At this point you will have to use your judgment, you can either keep trying or drop the topic for now. Either way your child now knows you are noticing that VERY important things are happening in their life and you care about them. They wish you didn’t know anything and at the same time are desperate for your shoulder to lean on. Confusing mixed messages for everyone involved but all part of the growing process.
If you feel it might be a good time to broach the topic again (enough time has passed since your last attempt, or you can sense there is a lot happening in your child’s life) a very good time to bring up sensitive issues is when traveling to and from places. It is often nice to have company when going somewhere and there is also something extremely reassuring about travel time having a beginning, an end, and movement, nice things for both parent and teens.
Some of the most fruitful talks I have had with my teenagers have been on the way to and from different activities. If you are lucky enough to have a car and you are in the middle of a good conversation always remember to take the very long route to lengthen the amount of time you have together.
Once your child starts talking about relationships (or anything else) remember to be quiet and listen. Don’t interrupt them to give them important tips, correct them or tell them about what you would do in that situation. Let them finish what they have to say before offering your opinions. Your opinions are very important but you need to talk much less that they do. Giving your child a chance to talk can really help them figure things out. By this time they know all of your opinions anyway, casual reminders go a lot farther than long winded frustrated lectures. If they think they have your ear they will want to use it much more.
Crushes and relationships are an important part of every teen’s life and any help you offer will make a big difference to them. In fact all the little attempts you make to let your child know you are there for them and interested in their life will pay off one day. If you are successful in making inroads into the pockets of teen embarrassment and emotion (no small accomplishment), I can almost guarantee that the conversation they will finally decide to have with you will be very late at night on your hardest work day of the year. Just when you crawl into bed exhausted they will knock on the door wanting to talk. As hard as it is, stay awake as much as you can and listen. They will suddenly talk much more than you thought possible and your support will be worth its weight in gold.
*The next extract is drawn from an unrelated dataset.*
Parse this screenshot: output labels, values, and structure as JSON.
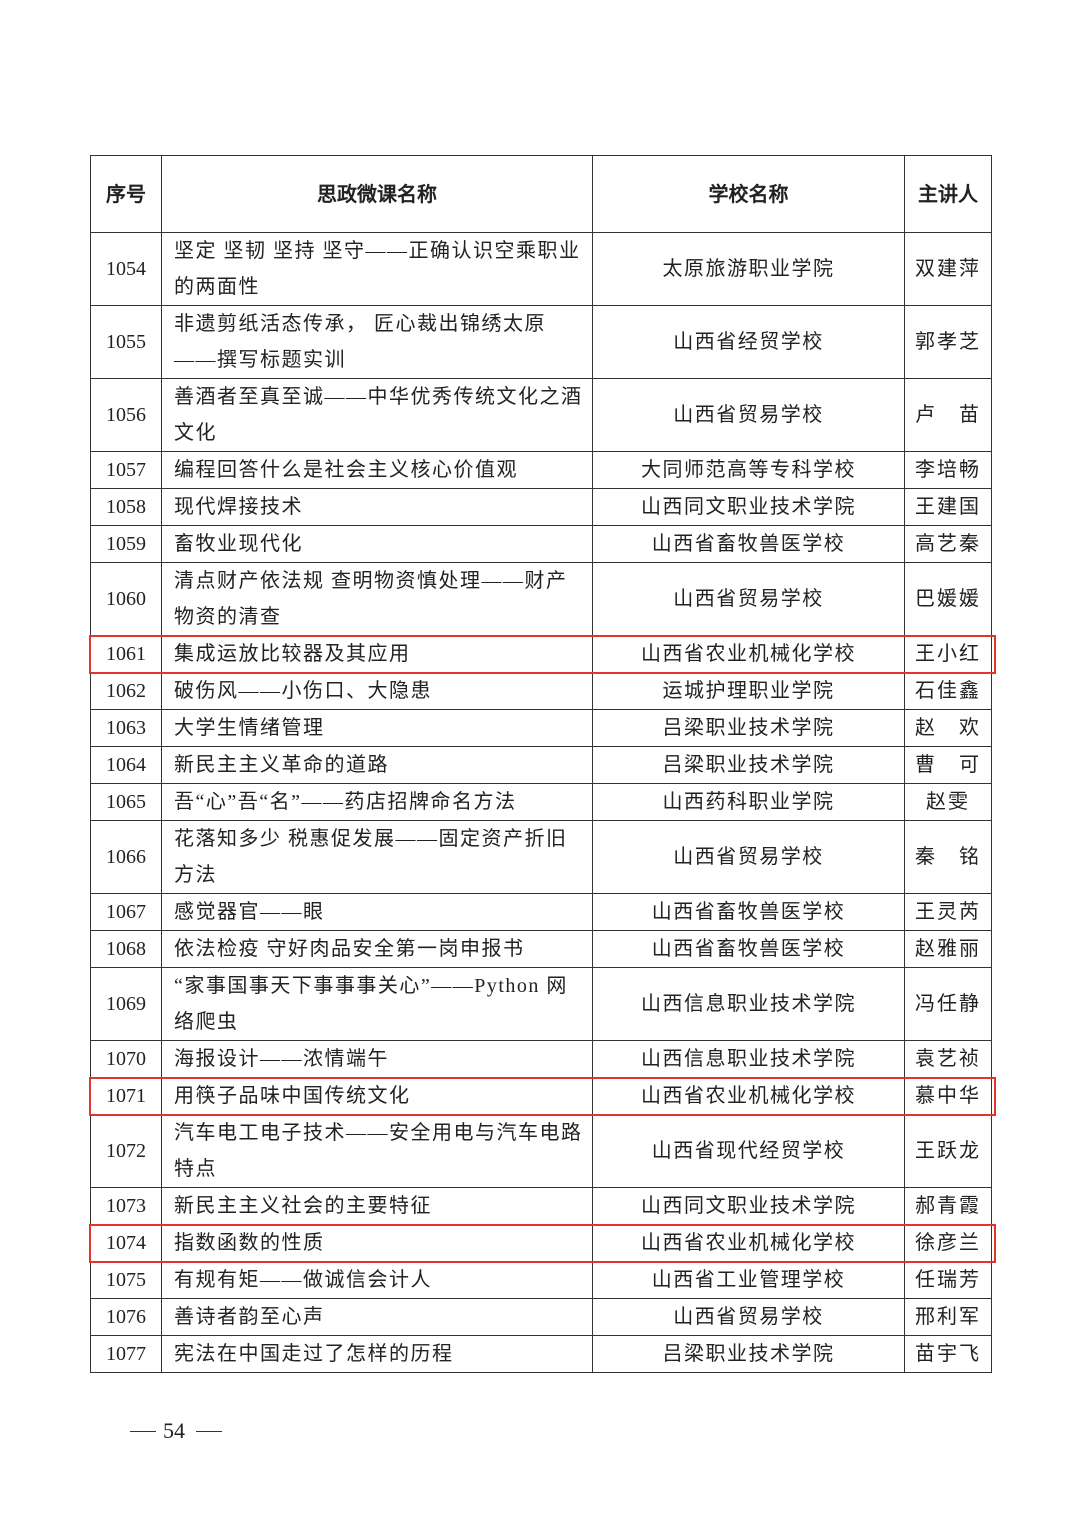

In helping your child to be “sensitive”, probably the hardest thing for you to realize is that the relationships your children have will mirror your own relationships. This is a good time for you to model sensitivity; with your children, your friends and your partner. If your partner is also respectful and helpful in your direction your children will be much more likely to find a similar kind of relationship. As much as teenagers look like they don’t care about what you do or how you behave, they are really watching your every move. If you are kind and considerate towards your child and others it will be the best way to help them be the same.
This time in a child’s life is challenging, emotional and full of promise and excitement. If parents can remember that they play an invaluable role in making it go well, things are easier for everyone. Welcome to the world of adolescents.